Upon incorporating dynamic covalent bonds into surfactant molecular architectures, combinatorial libraries of versatile surfactants with varied functionalities can be readily obtained through a very simple, handy, and cost-effective strategy with minimum, or even without any, effort in organic synthesis, which is a challenging task for those who are not synthetic chemists by training. Indeed, the multidisciplinary research field of dynamic covalent surfactant (DCS) is now emerging, arousing interest from a range of areas, including surfactant and colloid science, supramolecular chemistry, self-assembly, smart materials, drug delivery, and nanotechnology.
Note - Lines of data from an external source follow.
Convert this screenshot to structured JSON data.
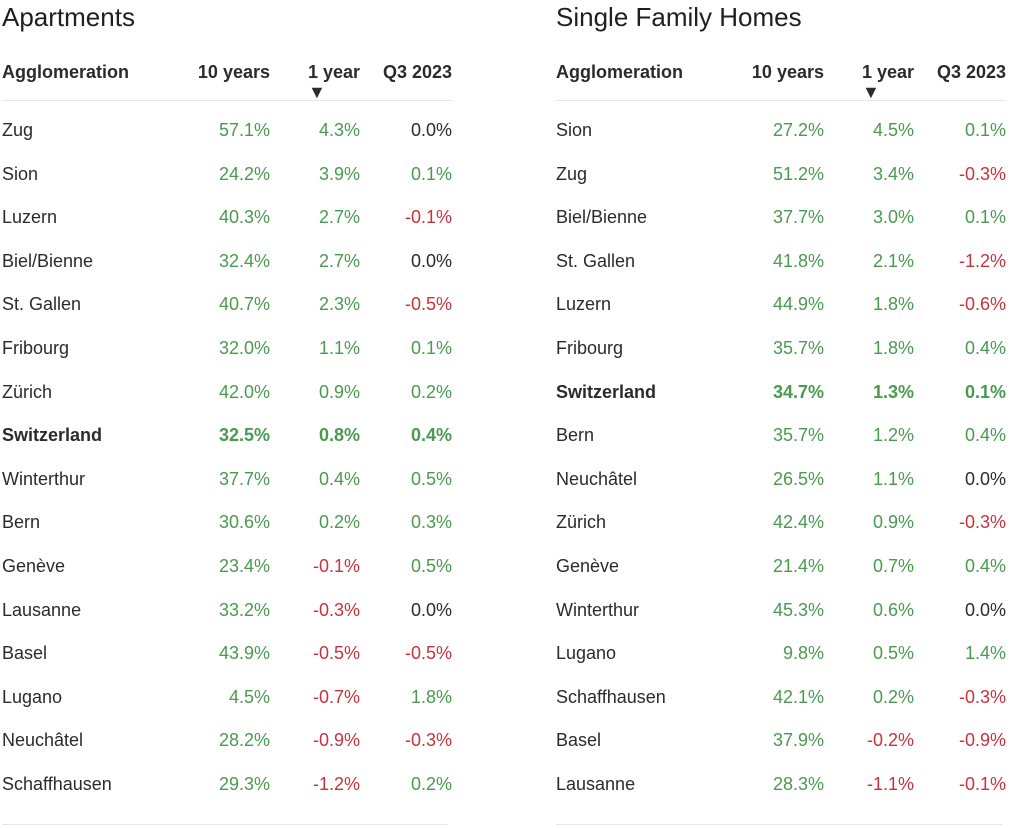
{
  "colors": {
    "positive": "#4a9a4f",
    "negative": "#c8333b",
    "neutral": "#2b2b2b"
  },
  "sort_icon": "triangle-down-icon",
  "apartments": {
    "title": "Apartments",
    "headers": {
      "agglomeration": "Agglomeration",
      "ten_years": "10 years",
      "one_year": "1 year",
      "q3": "Q3 2023"
    },
    "rows": [
      {
        "name": "Zug",
        "ten": "57.1%",
        "one": "4.3%",
        "q3": "0.0%"
      },
      {
        "name": "Sion",
        "ten": "24.2%",
        "one": "3.9%",
        "q3": "0.1%"
      },
      {
        "name": "Luzern",
        "ten": "40.3%",
        "one": "2.7%",
        "q3": "-0.1%"
      },
      {
        "name": "Biel/Bienne",
        "ten": "32.4%",
        "one": "2.7%",
        "q3": "0.0%"
      },
      {
        "name": "St. Gallen",
        "ten": "40.7%",
        "one": "2.3%",
        "q3": "-0.5%"
      },
      {
        "name": "Fribourg",
        "ten": "32.0%",
        "one": "1.1%",
        "q3": "0.1%"
      },
      {
        "name": "Zürich",
        "ten": "42.0%",
        "one": "0.9%",
        "q3": "0.2%"
      },
      {
        "name": "Switzerland",
        "ten": "32.5%",
        "one": "0.8%",
        "q3": "0.4%",
        "bold": true
      },
      {
        "name": "Winterthur",
        "ten": "37.7%",
        "one": "0.4%",
        "q3": "0.5%"
      },
      {
        "name": "Bern",
        "ten": "30.6%",
        "one": "0.2%",
        "q3": "0.3%"
      },
      {
        "name": "Genève",
        "ten": "23.4%",
        "one": "-0.1%",
        "q3": "0.5%"
      },
      {
        "name": "Lausanne",
        "ten": "33.2%",
        "one": "-0.3%",
        "q3": "0.0%"
      },
      {
        "name": "Basel",
        "ten": "43.9%",
        "one": "-0.5%",
        "q3": "-0.5%"
      },
      {
        "name": "Lugano",
        "ten": "4.5%",
        "one": "-0.7%",
        "q3": "1.8%"
      },
      {
        "name": "Neuchâtel",
        "ten": "28.2%",
        "one": "-0.9%",
        "q3": "-0.3%"
      },
      {
        "name": "Schaffhausen",
        "ten": "29.3%",
        "one": "-1.2%",
        "q3": "0.2%"
      }
    ]
  },
  "single_family": {
    "title": "Single Family Homes",
    "headers": {
      "agglomeration": "Agglomeration",
      "ten_years": "10 years",
      "one_year": "1 year",
      "q3": "Q3 2023"
    },
    "rows": [
      {
        "name": "Sion",
        "ten": "27.2%",
        "one": "4.5%",
        "q3": "0.1%"
      },
      {
        "name": "Zug",
        "ten": "51.2%",
        "one": "3.4%",
        "q3": "-0.3%"
      },
      {
        "name": "Biel/Bienne",
        "ten": "37.7%",
        "one": "3.0%",
        "q3": "0.1%"
      },
      {
        "name": "St. Gallen",
        "ten": "41.8%",
        "one": "2.1%",
        "q3": "-1.2%"
      },
      {
        "name": "Luzern",
        "ten": "44.9%",
        "one": "1.8%",
        "q3": "-0.6%"
      },
      {
        "name": "Fribourg",
        "ten": "35.7%",
        "one": "1.8%",
        "q3": "0.4%"
      },
      {
        "name": "Switzerland",
        "ten": "34.7%",
        "one": "1.3%",
        "q3": "0.1%",
        "bold": true
      },
      {
        "name": "Bern",
        "ten": "35.7%",
        "one": "1.2%",
        "q3": "0.4%"
      },
      {
        "name": "Neuchâtel",
        "ten": "26.5%",
        "one": "1.1%",
        "q3": "0.0%"
      },
      {
        "name": "Zürich",
        "ten": "42.4%",
        "one": "0.9%",
        "q3": "-0.3%"
      },
      {
        "name": "Genève",
        "ten": "21.4%",
        "one": "0.7%",
        "q3": "0.4%"
      },
      {
        "name": "Winterthur",
        "ten": "45.3%",
        "one": "0.6%",
        "q3": "0.0%"
      },
      {
        "name": "Lugano",
        "ten": "9.8%",
        "one": "0.5%",
        "q3": "1.4%"
      },
      {
        "name": "Schaffhausen",
        "ten": "42.1%",
        "one": "0.2%",
        "q3": "-0.3%"
      },
      {
        "name": "Basel",
        "ten": "37.9%",
        "one": "-0.2%",
        "q3": "-0.9%"
      },
      {
        "name": "Lausanne",
        "ten": "28.3%",
        "one": "-1.1%",
        "q3": "-0.1%"
      }
    ]
  }
}
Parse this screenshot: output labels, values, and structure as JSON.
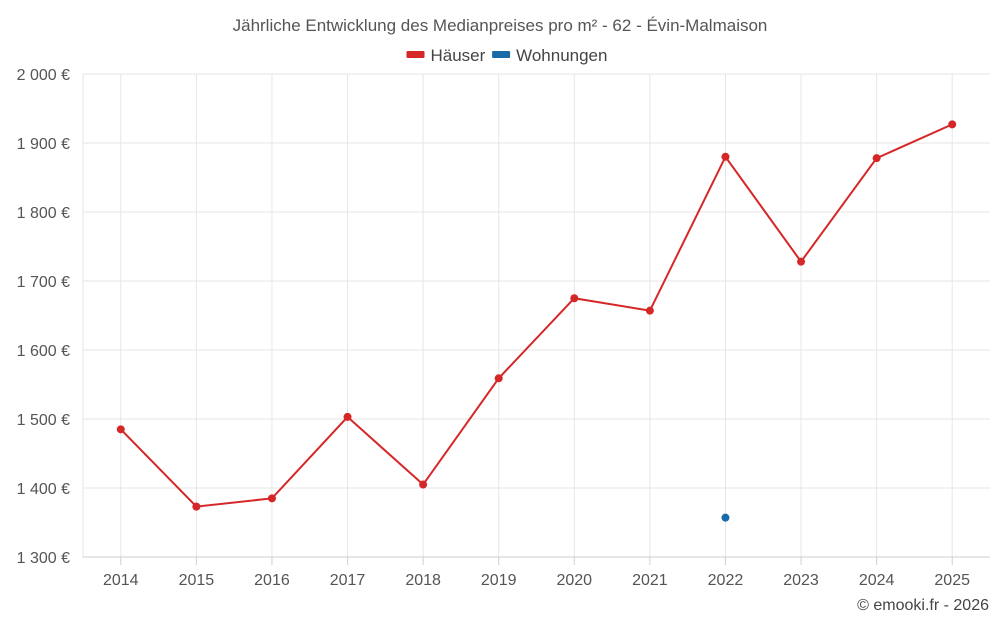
{
  "chart_data": {
    "type": "line",
    "title": "Jährliche Entwicklung des Medianpreises pro m² - 62 - Évin-Malmaison",
    "xlabel": "",
    "ylabel": "",
    "categories": [
      "2014",
      "2015",
      "2016",
      "2017",
      "2018",
      "2019",
      "2020",
      "2021",
      "2022",
      "2023",
      "2024",
      "2025"
    ],
    "ylim": [
      1300,
      2000
    ],
    "yticks": [
      1300,
      1400,
      1500,
      1600,
      1700,
      1800,
      1900,
      2000
    ],
    "ytick_labels": [
      "1 300 €",
      "1 400 €",
      "1 500 €",
      "1 600 €",
      "1 700 €",
      "1 800 €",
      "1 900 €",
      "2 000 €"
    ],
    "grid": true,
    "legend_position": "top-center",
    "series": [
      {
        "name": "Häuser",
        "color": "#d62728",
        "values": [
          1485,
          1373,
          1385,
          1503,
          1405,
          1559,
          1675,
          1657,
          1880,
          1728,
          1878,
          1927
        ]
      },
      {
        "name": "Wohnungen",
        "color": "#1a6aa8",
        "values": [
          null,
          null,
          null,
          null,
          null,
          null,
          null,
          null,
          1357,
          null,
          null,
          null
        ]
      }
    ]
  },
  "credit": "© emooki.fr - 2026"
}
In addition to reducing the burden required to synthesize surfactants, the incorporation of dynamic covalent chemistry into surfactants is revolutionizing the field by imparting them with unprecedented responsiveness to changes in the surrounding environment, a route towards elaborate materials with on-demand functionalities. DCS design relies on tailoring two precursors to react into thermodynamically stable structures with desired properties (such as the hydrophilic-lipophilic balance (HLB) and “critical stacking” parameter (p)) under specific environmental conditions. These smart surfactants, like traditional ones, can form specific-shaped micelles or stabilize emulsions on demand. What sets them apart is their remarkable reversibility and responsiveness to external stimuli like pH, temperature, or chemical triggers. Upon environmental shifts, they readily revert to their precursor state, allowing disassembly/reassembly into different micelle shapes or resulting in emulsion breakdown (Scheme 1). This dynamic behavior enables the manipulation of the system at will by simply tuning the environment, instead of being confined to the static functionality of traditional surfactants. “Smart” materials, which dynamically alter their structures and functionalities based on environmental stimuli, especially those capable of switching between an ‘on’ and ‘off’ state, are indeed a highly topical research field [1]. The ability of DCS to dynamically adapt ensures efficient performance, stability, and tunability—making them ideal building blocks for smart materials, drug delivery systems, and other cutting-edge technologies. Dynamic covalent chemistry is thus paving the way for the design of highly advanced surfactants which can meet the evolving demands of modern applications.